On each of their four previous albums, all except debut Words Are Dead released on Kill Rock Stars, Horse Feathers have emphasized rigid song structures and careful arrangements that blend guitar, violin, cello, and voice into melancholy rural song suites. Broadening the tone of the music has opened up new possibilities, which means Horse Feathers play more like a band and less like a Ringle solo project. Their palette is more expansive and more ambitious, drawing elements from tango and doo-wop, jazz and '50s pop. They plays songs like “Old Media” and “Small Melody” with real enthusiasm. “Dead End Thanks” in particular thrums with energy, as Nathan Crockett’s violin spirals around Dustin Dybvig’s piano and pulls the song in unexpected directions.

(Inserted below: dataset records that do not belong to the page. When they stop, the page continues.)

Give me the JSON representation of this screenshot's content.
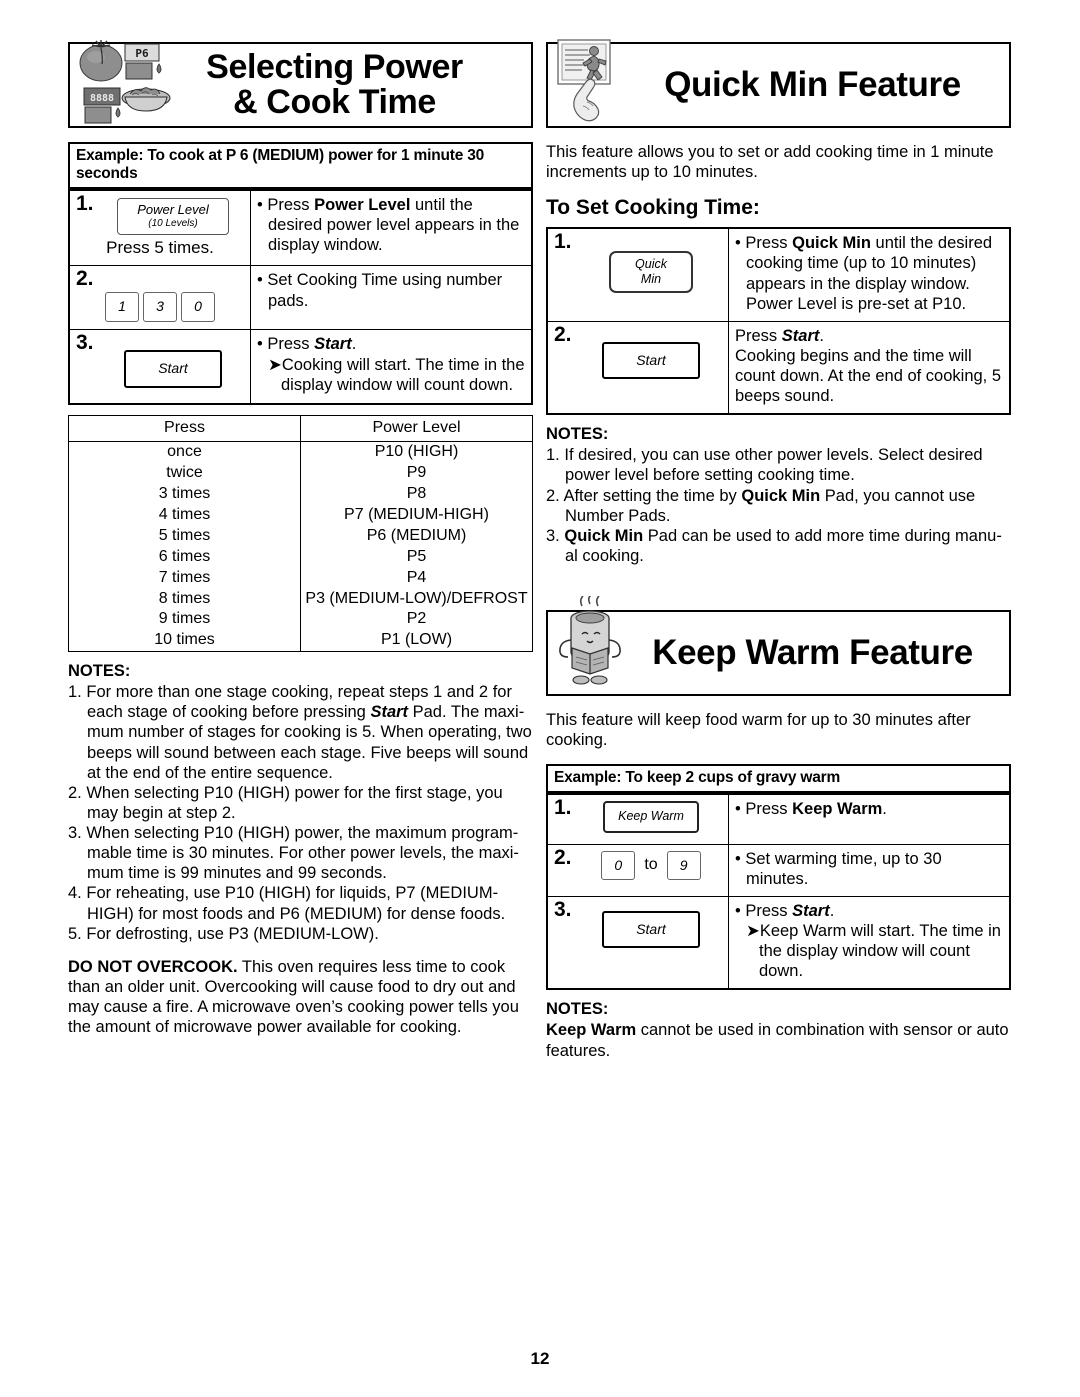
{
  "page": {
    "number": "12"
  },
  "left_column": {
    "banner": {
      "title": "Selecting Power\n& Cook Time",
      "icon": "tomato-display-food-icon"
    },
    "example_bar": "Example: To cook at P 6 (MEDIUM) power for 1 minute 30 seconds",
    "steps": [
      {
        "num": "1.",
        "key_label": "Power Level",
        "key_sub": "(10 Levels)",
        "press_note": "Press 5 times.",
        "lines": [
          {
            "type": "bullet",
            "parts": [
              {
                "t": "• Press ",
                "s": "plain"
              },
              {
                "t": "Power Level",
                "s": "bold"
              },
              {
                "t": " until the desired power level appears in the display window.",
                "s": "plain"
              }
            ]
          }
        ]
      },
      {
        "num": "2.",
        "pads": [
          "1",
          "3",
          "0"
        ],
        "lines": [
          {
            "type": "bullet",
            "parts": [
              {
                "t": "• Set Cooking Time using number pads.",
                "s": "plain"
              }
            ]
          }
        ]
      },
      {
        "num": "3.",
        "key_label": "Start",
        "lines": [
          {
            "type": "bullet",
            "parts": [
              {
                "t": "• Press ",
                "s": "plain"
              },
              {
                "t": "Start",
                "s": "bolditalic"
              },
              {
                "t": ".",
                "s": "plain"
              }
            ]
          },
          {
            "type": "arrow",
            "parts": [
              {
                "t": "➤Cooking will start. The time in the display window will count down.",
                "s": "plain"
              }
            ]
          }
        ]
      }
    ],
    "power_table": {
      "headers": [
        "Press",
        "Power Level"
      ],
      "rows": [
        [
          "once",
          "P10 (HIGH)"
        ],
        [
          "twice",
          "P9"
        ],
        [
          "3 times",
          "P8"
        ],
        [
          "4 times",
          "P7 (MEDIUM-HIGH)"
        ],
        [
          "5 times",
          "P6 (MEDIUM)"
        ],
        [
          "6 times",
          "P5"
        ],
        [
          "7 times",
          "P4"
        ],
        [
          "8 times",
          "P3 (MEDIUM-LOW)/DEFROST"
        ],
        [
          "9 times",
          "P2"
        ],
        [
          "10 times",
          "P1 (LOW)"
        ]
      ]
    },
    "notes_head": "NOTES:",
    "notes": [
      {
        "num": "1.",
        "parts": [
          {
            "t": "For more than one stage cooking, repeat steps 1 and 2 for each stage of cooking before pressing ",
            "s": "plain"
          },
          {
            "t": "Start",
            "s": "bolditalic"
          },
          {
            "t": " Pad. The maxi-mum number of stages for cooking is 5. When operating, two beeps will sound between each stage. Five beeps will sound at the end of the entire sequence.",
            "s": "plain"
          }
        ]
      },
      {
        "num": "2.",
        "parts": [
          {
            "t": "When selecting P10 (HIGH) power for the first stage, you may begin at step 2.",
            "s": "plain"
          }
        ]
      },
      {
        "num": "3.",
        "parts": [
          {
            "t": "When selecting P10 (HIGH) power, the maximum program-mable time is 30 minutes. For other power levels, the maxi-mum time is 99 minutes and 99 seconds.",
            "s": "plain"
          }
        ]
      },
      {
        "num": "4.",
        "parts": [
          {
            "t": "For reheating, use P10 (HIGH) for liquids, P7 (MEDIUM-HIGH) for most foods and P6 (MEDIUM) for dense foods.",
            "s": "plain"
          }
        ]
      },
      {
        "num": "5.",
        "parts": [
          {
            "t": "For defrosting, use P3 (MEDIUM-LOW).",
            "s": "plain"
          }
        ]
      }
    ],
    "warning": [
      {
        "t": "DO NOT OVERCOOK.",
        "s": "bold"
      },
      {
        "t": " This oven requires less time to cook than an older unit. Overcooking will cause food to dry out and may cause a fire. A microwave oven’s cooking power tells you the amount of microwave power available for cooking.",
        "s": "plain"
      }
    ]
  },
  "right_column": {
    "quick_min": {
      "banner": {
        "title": "Quick Min Feature",
        "icon": "display-window-hand-icon"
      },
      "intro": "This feature allows you to set or add cooking time in 1 minute increments up to 10 minutes.",
      "subhead": "To Set Cooking Time:",
      "steps": [
        {
          "num": "1.",
          "key_label": "Quick\nMin",
          "lines": [
            {
              "type": "bullet",
              "parts": [
                {
                  "t": "• Press ",
                  "s": "plain"
                },
                {
                  "t": "Quick Min",
                  "s": "bold"
                },
                {
                  "t": " until the desired cooking time (up to 10 minutes) appears in the display window. Power Level is pre-set at P10.",
                  "s": "plain"
                }
              ]
            }
          ]
        },
        {
          "num": "2.",
          "key_label": "Start",
          "lines": [
            {
              "type": "plain",
              "parts": [
                {
                  "t": "Press ",
                  "s": "plain"
                },
                {
                  "t": "Start",
                  "s": "bolditalic"
                },
                {
                  "t": ".",
                  "s": "plain"
                }
              ]
            },
            {
              "type": "plain",
              "parts": [
                {
                  "t": "Cooking begins and the time will count down. At the end of cooking, 5 beeps sound.",
                  "s": "plain"
                }
              ]
            }
          ]
        }
      ],
      "notes_head": "NOTES:",
      "notes": [
        {
          "num": "1.",
          "parts": [
            {
              "t": "If desired, you can use other power levels. Select desired power level before setting cooking time.",
              "s": "plain"
            }
          ]
        },
        {
          "num": "2.",
          "parts": [
            {
              "t": "After setting the time by ",
              "s": "plain"
            },
            {
              "t": "Quick Min",
              "s": "bold"
            },
            {
              "t": " Pad, you cannot use Number Pads.",
              "s": "plain"
            }
          ]
        },
        {
          "num": "3.",
          "parts": [
            {
              "t": "Quick Min",
              "s": "bold"
            },
            {
              "t": " Pad can be used to add more time during manu-al cooking.",
              "s": "plain"
            }
          ]
        }
      ]
    },
    "keep_warm": {
      "banner": {
        "title": "Keep Warm Feature",
        "icon": "steaming-cup-reading-icon"
      },
      "intro": "This feature will keep food warm for up to 30 minutes after cooking.",
      "example_bar": "Example: To keep 2 cups of gravy warm",
      "steps": [
        {
          "num": "1.",
          "key_label": "Keep Warm",
          "lines": [
            {
              "type": "bullet",
              "parts": [
                {
                  "t": "• Press ",
                  "s": "plain"
                },
                {
                  "t": "Keep Warm",
                  "s": "bold"
                },
                {
                  "t": ".",
                  "s": "plain"
                }
              ]
            }
          ]
        },
        {
          "num": "2.",
          "pads_range": {
            "from": "0",
            "to_word": "to",
            "to": "9"
          },
          "lines": [
            {
              "type": "bullet",
              "parts": [
                {
                  "t": "• Set warming time, up to 30 minutes.",
                  "s": "plain"
                }
              ]
            }
          ]
        },
        {
          "num": "3.",
          "key_label": "Start",
          "lines": [
            {
              "type": "bullet",
              "parts": [
                {
                  "t": "• Press ",
                  "s": "plain"
                },
                {
                  "t": "Start",
                  "s": "bolditalic"
                },
                {
                  "t": ".",
                  "s": "plain"
                }
              ]
            },
            {
              "type": "arrow",
              "parts": [
                {
                  "t": "➤Keep Warm will start. The time in the display window will count down.",
                  "s": "plain"
                }
              ]
            }
          ]
        }
      ],
      "notes_head": "NOTES:",
      "notes_plain": [
        {
          "t": "Keep Warm",
          "s": "bold"
        },
        {
          "t": " cannot be used in combination with sensor or auto features.",
          "s": "plain"
        }
      ]
    }
  },
  "colors": {
    "ink": "#000000",
    "paper": "#ffffff",
    "icon_gray": "#9a9a9a"
  }
}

This is still a Horse Feathers album, which means that underneath the liveliness lurks the same darkness that has informed all of the group’s material. “We’re out of tune, you’ll be gone, and I’ll be leaving soon,” Ringle promises on the sing-along chorus to “Violently Wild”, singing darkly of marriage and commitment and the inevitable end that quells all arguments. Throughout his tenure, Ringle has written eloquently—sometimes too eloquently—about gnawing disaffection and thwarted desires, but the relative sunniness of the music on So It Is With Us suggests higher stakes: The dark makes the lighter sound lighter, and the light makes the dark sound darker.

“Tell me why do you try hangin’ on?” Ringle asks on “Why Do I Try” sounding like a man who might just stop. It’s arguably the most downcast song on the album, as he wonders about the fate of his children, yet it’s one of the band’s most subtly adventurous arrangements. Ringle lays down sharp staccato guitar licks that summon Steve Cropper, and the band moves with a steadiness that gives the song a hymnlike feel, at least until the woozy piano comes in like the ghost of Buddy Holly. As Ringle hits the high notes on the bridge, the song reveals itself as Pacific Northwest soul—which is something completely unexpected from Horse Feathers and a fine answer to the song’s central question. He sounds like a man with renewed faith.